И она не отняла свою руку. Наоборот, ее пальцы, холодные и дрожащие, чуть сомкнулись, ответив на его молчаливый, отчаянный вопрос легким, почти неуловимым, но безоговорочно ясным, твердым давлением. Это было тихое, ясное, как удар колокола в тишине: «Да. Я тоже этого хочу. Я тоже боюсь. Но я здесь. И я – с тобой».

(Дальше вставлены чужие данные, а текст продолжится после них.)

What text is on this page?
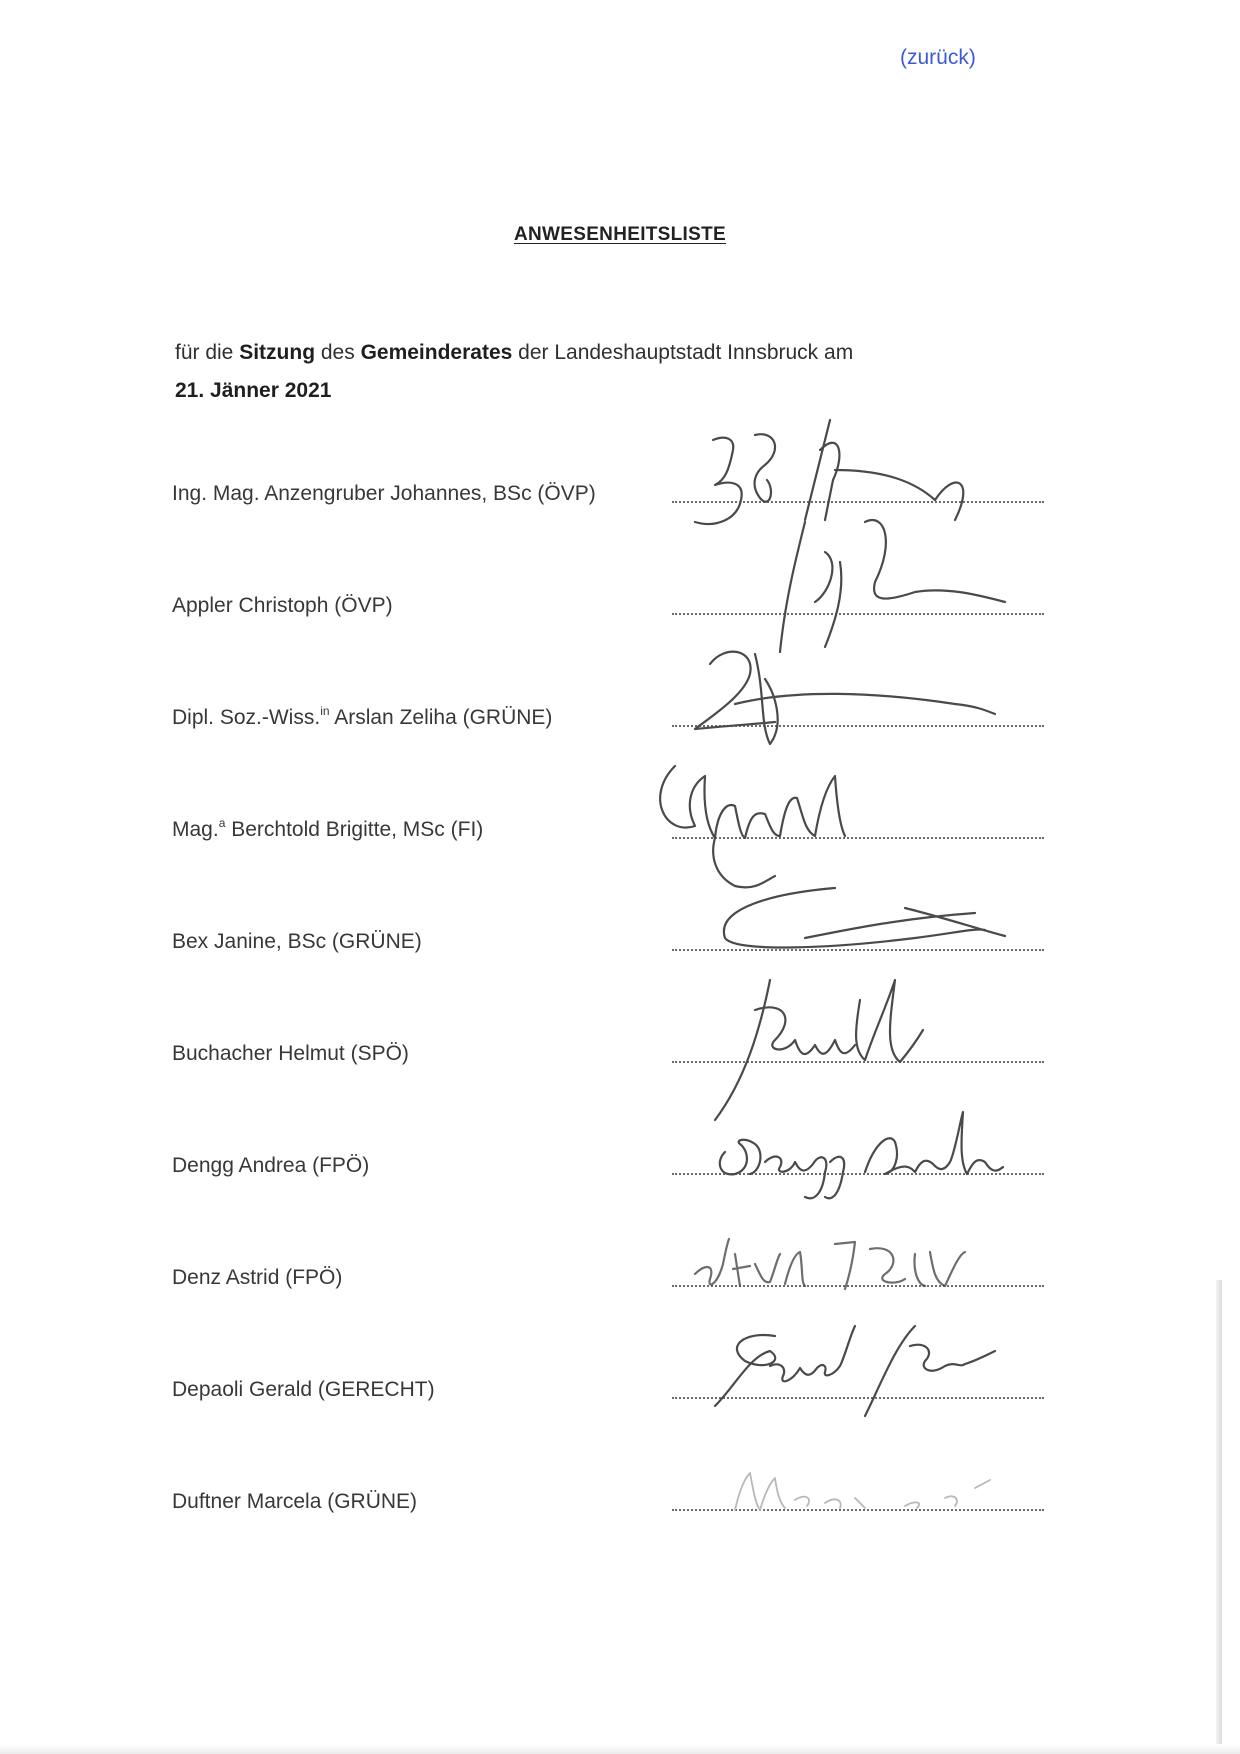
(zurück)
ANWESENHEITSLISTE
für die Sitzung des Gemeinderates der Landeshauptstadt Innsbruck am
21. Jänner 2021
Ing. Mag. Anzengruber Johannes, BSc (ÖVP)
Appler Christoph (ÖVP)
Dipl. Soz.-Wiss.$^{in}$ Arslan Zeliha (GRÜNE)
Mag.$^a$ Berchtold Brigitte, MSc (FI)
Bex Janine, BSc (GRÜNE)
Buchacher Helmut (SPÖ)
Dengg Andrea (FPÖ)
Denz Astrid (FPÖ)
Depaoli Gerald (GERECHT)
Duftner Marcela (GRÜNE)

Он понял. Не словами, а всем своим существом, всем своим израненным, искалеченным войной и скитаниями телом. Его пальцы ответили тем же – не сжимая, не хватая, не пытаясь завладеть, а просто утвердив, скрепив этот новый, хрупкий, немой, но прочный союз двух одиночеств. Воздух на кухне сгустился до предела, наполнился гулом невысказанных слов, ароматом красного вина, свежего хлеба и острым, сладким, пьянящим предвкушением того, что должно было случиться.
Пришло время действий. Время снять фартук, потушить свет на кухне и пройти в спальню. И она, Елена Сергеевна, к собственному изумлению и восторгу, была готова. Готова не просто к сексу, а к тому, чтобы принять в себя чужую боль и, может быть, отдать часть своей. Это был новый, страшный и самый честный «бартер» в ее жизни.